I am from a physics background. I really want to know whether there is any equivalent metric for the Euclidean metric in $\mathbb{R^{3}}$. If there are two points in $\mathbb{R^{3}}$,$(x_{1},y_{1},z_{1})$ and$(x_{2},y_{2},z_{2}) $, The distance between the two points is,
$$s=\sqrt{(x_{1}-x_{2})^{2}+(y_{1}-y_{2})^{2}+(z_{1}-z_{2})^{2}}$$
Is there any other metric, which is equivalent to this euclidean metric (one to one and on-to),looks simpler than this as this involved square root? The reason why I am asking is that if I want to define distances for vertices of polygonal systems, this metric makes it much messier.So please suggest some other metric which looks simpler and yet equivalent.

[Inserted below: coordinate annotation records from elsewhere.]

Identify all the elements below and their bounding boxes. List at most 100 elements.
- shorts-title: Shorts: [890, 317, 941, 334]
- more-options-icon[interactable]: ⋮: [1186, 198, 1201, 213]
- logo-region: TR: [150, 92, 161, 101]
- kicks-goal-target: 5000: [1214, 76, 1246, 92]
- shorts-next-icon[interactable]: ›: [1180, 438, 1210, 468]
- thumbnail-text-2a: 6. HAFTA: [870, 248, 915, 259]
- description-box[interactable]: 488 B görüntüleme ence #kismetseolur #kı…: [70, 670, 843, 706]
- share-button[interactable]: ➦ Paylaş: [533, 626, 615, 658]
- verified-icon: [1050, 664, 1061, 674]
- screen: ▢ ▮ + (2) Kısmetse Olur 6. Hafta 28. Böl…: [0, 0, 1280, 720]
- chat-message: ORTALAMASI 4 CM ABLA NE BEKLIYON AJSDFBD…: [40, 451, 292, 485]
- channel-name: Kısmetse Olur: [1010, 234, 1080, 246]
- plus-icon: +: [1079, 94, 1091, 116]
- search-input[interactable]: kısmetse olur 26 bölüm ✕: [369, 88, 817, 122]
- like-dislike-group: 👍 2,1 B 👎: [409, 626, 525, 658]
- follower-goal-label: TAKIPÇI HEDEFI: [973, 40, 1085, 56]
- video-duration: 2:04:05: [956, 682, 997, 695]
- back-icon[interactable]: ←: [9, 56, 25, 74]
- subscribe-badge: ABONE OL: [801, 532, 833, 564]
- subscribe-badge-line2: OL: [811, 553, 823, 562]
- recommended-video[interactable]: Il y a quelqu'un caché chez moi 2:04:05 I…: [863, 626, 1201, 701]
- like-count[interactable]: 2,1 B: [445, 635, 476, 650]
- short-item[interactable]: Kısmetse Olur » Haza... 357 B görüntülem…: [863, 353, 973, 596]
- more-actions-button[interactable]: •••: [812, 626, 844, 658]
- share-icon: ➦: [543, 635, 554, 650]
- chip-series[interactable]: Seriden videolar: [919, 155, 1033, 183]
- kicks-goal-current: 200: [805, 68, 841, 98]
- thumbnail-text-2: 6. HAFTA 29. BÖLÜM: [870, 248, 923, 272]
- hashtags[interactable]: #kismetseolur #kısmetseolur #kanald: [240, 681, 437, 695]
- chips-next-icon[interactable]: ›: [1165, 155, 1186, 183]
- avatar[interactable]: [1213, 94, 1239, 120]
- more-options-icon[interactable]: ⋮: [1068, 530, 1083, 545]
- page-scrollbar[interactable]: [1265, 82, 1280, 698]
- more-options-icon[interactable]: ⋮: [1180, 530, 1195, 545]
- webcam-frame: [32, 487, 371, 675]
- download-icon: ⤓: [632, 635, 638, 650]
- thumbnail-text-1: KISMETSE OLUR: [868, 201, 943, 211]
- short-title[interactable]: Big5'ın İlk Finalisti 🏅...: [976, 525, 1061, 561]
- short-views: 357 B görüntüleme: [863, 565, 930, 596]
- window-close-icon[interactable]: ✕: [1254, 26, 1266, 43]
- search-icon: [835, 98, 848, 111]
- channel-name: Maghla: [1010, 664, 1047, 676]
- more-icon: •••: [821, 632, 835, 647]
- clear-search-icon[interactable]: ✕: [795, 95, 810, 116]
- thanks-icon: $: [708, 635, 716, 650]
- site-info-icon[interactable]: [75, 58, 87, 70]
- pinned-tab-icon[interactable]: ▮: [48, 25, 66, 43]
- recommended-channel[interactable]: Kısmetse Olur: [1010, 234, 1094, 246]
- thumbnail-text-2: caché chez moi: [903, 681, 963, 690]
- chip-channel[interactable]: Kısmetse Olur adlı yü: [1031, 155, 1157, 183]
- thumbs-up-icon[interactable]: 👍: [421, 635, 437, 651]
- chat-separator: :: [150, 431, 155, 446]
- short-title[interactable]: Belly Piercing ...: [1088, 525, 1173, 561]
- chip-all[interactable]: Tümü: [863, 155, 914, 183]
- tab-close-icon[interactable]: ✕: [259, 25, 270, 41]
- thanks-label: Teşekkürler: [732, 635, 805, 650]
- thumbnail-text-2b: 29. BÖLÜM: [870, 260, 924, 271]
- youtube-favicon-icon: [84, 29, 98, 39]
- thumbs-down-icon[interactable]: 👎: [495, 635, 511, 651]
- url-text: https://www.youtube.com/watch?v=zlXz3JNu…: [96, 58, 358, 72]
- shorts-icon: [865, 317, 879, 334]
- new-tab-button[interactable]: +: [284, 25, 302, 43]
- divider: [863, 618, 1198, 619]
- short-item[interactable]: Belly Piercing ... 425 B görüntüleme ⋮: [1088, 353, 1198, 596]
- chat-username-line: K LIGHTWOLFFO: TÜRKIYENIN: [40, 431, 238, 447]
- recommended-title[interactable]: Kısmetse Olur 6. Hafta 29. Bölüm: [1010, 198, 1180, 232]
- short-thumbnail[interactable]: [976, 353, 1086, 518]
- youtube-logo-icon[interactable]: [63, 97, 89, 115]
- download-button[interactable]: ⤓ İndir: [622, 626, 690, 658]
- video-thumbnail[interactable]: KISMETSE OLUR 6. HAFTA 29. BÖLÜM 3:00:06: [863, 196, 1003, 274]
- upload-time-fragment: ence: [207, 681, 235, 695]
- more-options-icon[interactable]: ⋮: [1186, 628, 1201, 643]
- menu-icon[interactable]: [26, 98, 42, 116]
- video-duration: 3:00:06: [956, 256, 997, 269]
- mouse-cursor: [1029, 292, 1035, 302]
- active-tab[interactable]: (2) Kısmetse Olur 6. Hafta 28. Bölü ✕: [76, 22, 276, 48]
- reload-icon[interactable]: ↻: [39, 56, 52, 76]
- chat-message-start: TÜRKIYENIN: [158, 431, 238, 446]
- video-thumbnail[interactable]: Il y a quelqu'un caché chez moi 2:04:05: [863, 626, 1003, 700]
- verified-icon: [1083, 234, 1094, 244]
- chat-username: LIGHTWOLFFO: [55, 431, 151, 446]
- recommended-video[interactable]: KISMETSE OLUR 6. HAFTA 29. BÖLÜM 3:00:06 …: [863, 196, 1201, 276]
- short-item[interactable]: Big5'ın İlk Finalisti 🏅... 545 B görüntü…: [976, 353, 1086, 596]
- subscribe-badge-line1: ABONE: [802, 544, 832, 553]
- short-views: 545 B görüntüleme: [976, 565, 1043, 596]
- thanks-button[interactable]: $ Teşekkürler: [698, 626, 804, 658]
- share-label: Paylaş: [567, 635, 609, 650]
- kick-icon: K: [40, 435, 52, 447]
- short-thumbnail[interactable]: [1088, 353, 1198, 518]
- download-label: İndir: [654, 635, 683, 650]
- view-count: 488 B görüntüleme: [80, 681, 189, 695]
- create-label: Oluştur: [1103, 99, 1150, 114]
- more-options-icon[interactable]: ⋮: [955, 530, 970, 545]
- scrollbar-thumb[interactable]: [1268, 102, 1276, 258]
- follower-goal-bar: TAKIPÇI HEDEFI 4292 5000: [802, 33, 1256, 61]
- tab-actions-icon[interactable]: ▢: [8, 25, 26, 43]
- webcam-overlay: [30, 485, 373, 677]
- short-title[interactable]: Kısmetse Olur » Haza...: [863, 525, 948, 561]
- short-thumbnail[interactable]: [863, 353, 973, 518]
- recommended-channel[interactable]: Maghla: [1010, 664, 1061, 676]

You can take, for instance,$$d\bigl((x_1,x_2,x_3),(x_1,y_2,y_3)\bigr)=\lvert x_1-y_1\rvert+\lvert x_2-y_2\rvert+\lvert x_3-y_3\rvert$$or$$d\bigl((x_1,x_2,x_3),(x_1,y_2,y_3)\bigr)=\max\bigl\{\lvert x_1-y_1\rvert,\lvert x_2-y_2\rvert,\lvert x_3-y_3\rvert\bigr\}.$$